Kalčíková, Gabriela, Zupančič, Marija, Levei, Erika Andrea, Miclean, Mirela, Englande, Andrew J., Žgajnar Gotvajn, Andreja
Environmental monitoring and assessment 2015 v.187 no.8 pp. 489
BTEX (benzene, toluene, ethylbenzene, xylene), activated carbon, adsorption, air, alkalinity, bioassays, biochemical oxygen demand, chemical oxygen demand, chlorides, coagulation, landfill leachates, landfills, metals, monitoring, organic matter, oxidation, pollutants, polychlorinated biphenyls, polycyclic aromatic hydrocarbons, tannery waste, toxicity, toxicity testing
Leachate from a closed landfill used for co-disposal of municipal and tannery waste was submitted to coagulation treatment, air stripping, adsorption on granular activated carbon, and Fenton oxidation with the aim to reduce toxicity of the leachate. Optimal operational conditions for each process were identified. The performance of the treatment was monitored by determination of organic matter (COD, DOC, BOD₅), inorganic components (N-NH₄ ⁺, Cl⁻, alkalinity, metals), organic compounds (BTEX, PAHs, PCBs, OCPs) while changes in toxicity were followed by multiple toxicity tests. Among the applied treatment techniques, adsorption on granular activated carbon was the most efficient method for removal of organic matter and metals while air stripping was the most efficient for removal of N-NH₄ ⁺ and reduction of toxicity. Lower reduction of organic matter content and toxicity was obtained during coagulation treatment.

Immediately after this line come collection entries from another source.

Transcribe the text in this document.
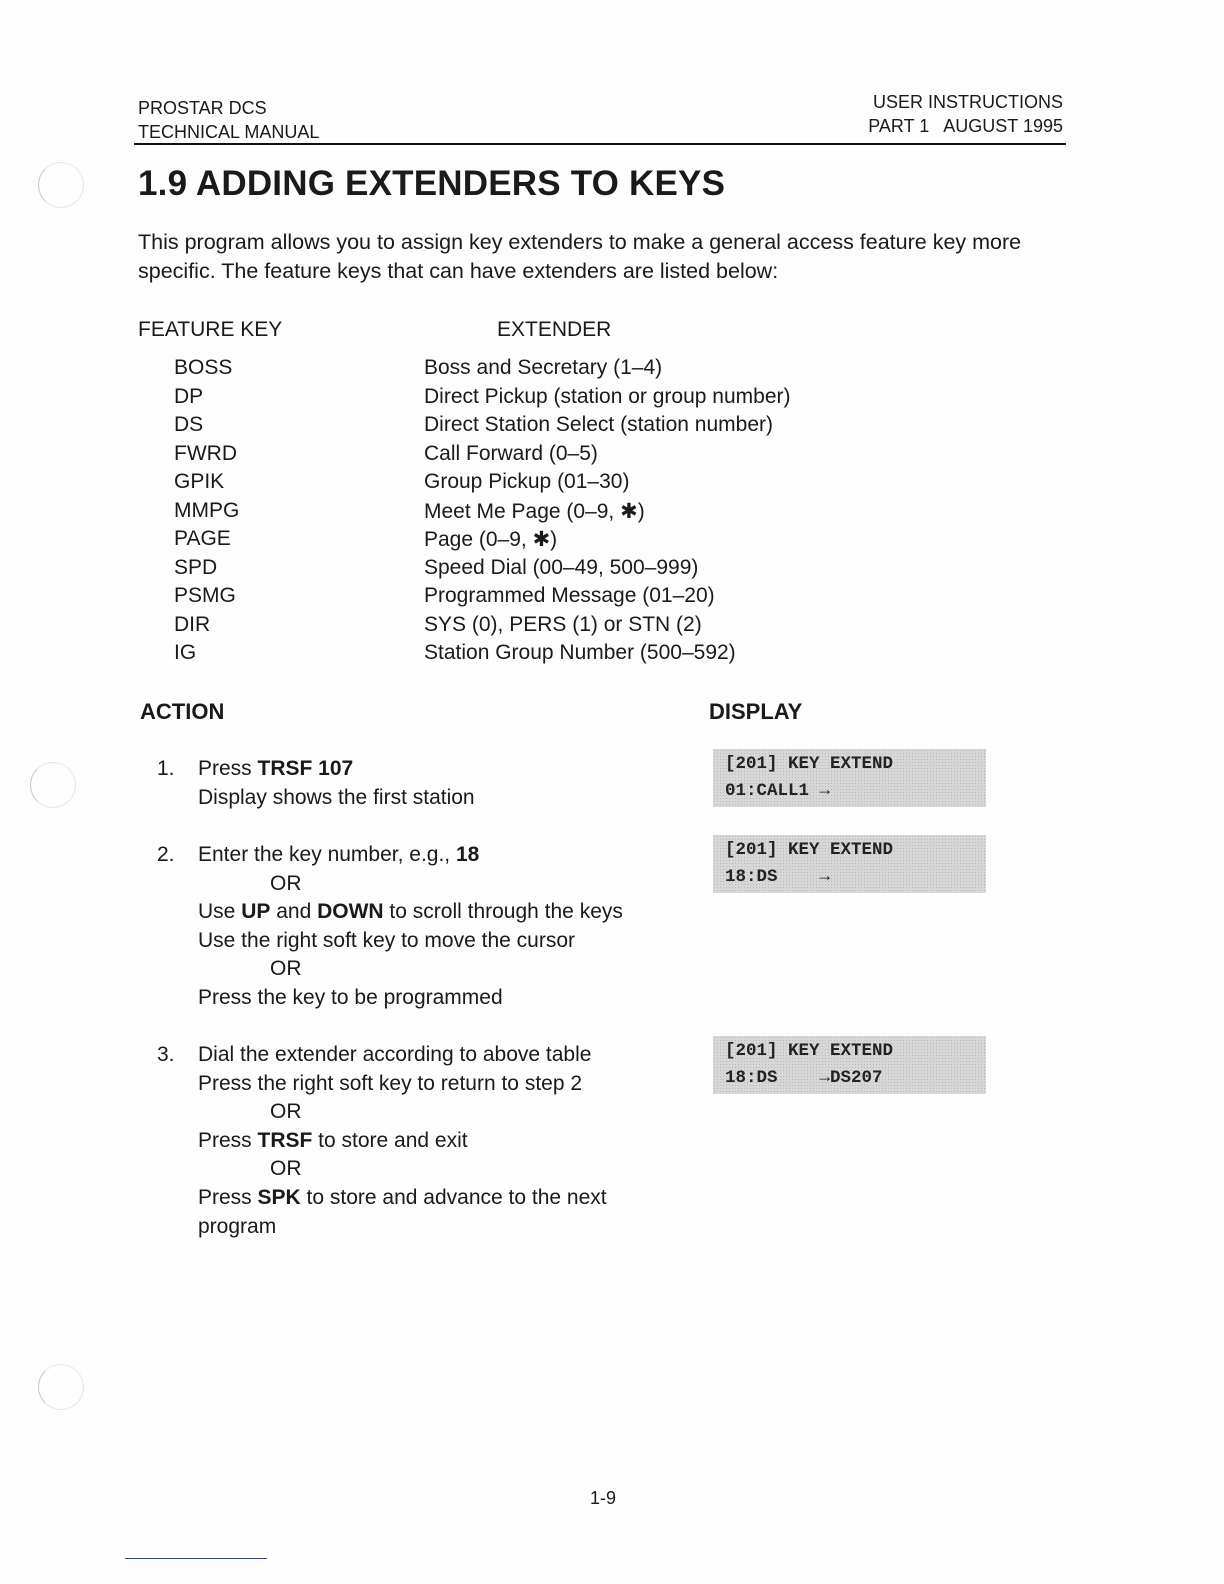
PROSTAR DCS
TECHNICAL MANUAL
USER INSTRUCTIONS
PART 1   AUGUST 1995
1.9 ADDING EXTENDERS TO KEYS

This program allows you to assign key extenders to make a general access feature key more specific. The feature keys that can have extenders are listed below:

FEATURE KEY	EXTENDER
BOSS	Boss and Secretary (1–4)
DP	Direct Pickup (station or group number)
DS	Direct Station Select (station number)
FWRD	Call Forward (0–5)
GPIK	Group Pickup (01–30)
MMPG	Meet Me Page (0–9, ✱)
PAGE	Page (0–9, ✱)
SPD	Speed Dial (00–49, 500–999)
PSMG	Programmed Message (01–20)
DIR	SYS (0), PERS (1) or STN (2)
IG	Station Group Number (500–592)
ACTION	DISPLAY
1. Press TRSF 107
Display shows the first station
2. Enter the key number, e.g., 18
OR
Use UP and DOWN to scroll through the keys
Use the right soft key to move the cursor
OR
Press the key to be programmed
3. Dial the extender according to above table
Press the right soft key to return to step 2
OR
Press TRSF to store and exit
OR
Press SPK to store and advance to the next
program
[201] KEY EXTEND
01:CALL1 →
[201] KEY EXTEND
18:DS    →
[201] KEY EXTEND
18:DS    →DS207
1-9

Fenton oxidation was effective for removal of COD; however, it negatively affected toxicity reduction. The combination of adsorption on granular activated carbon and air stripping led to an appreciable reduction of organic and inorganic pollutants and to leachate detoxification. Application of bioassays was helpful for assessing suitability of treatment methods and demonstrated that they are, together with physicochemical parameters, an indispensable part for monitoring of treatment efficiency.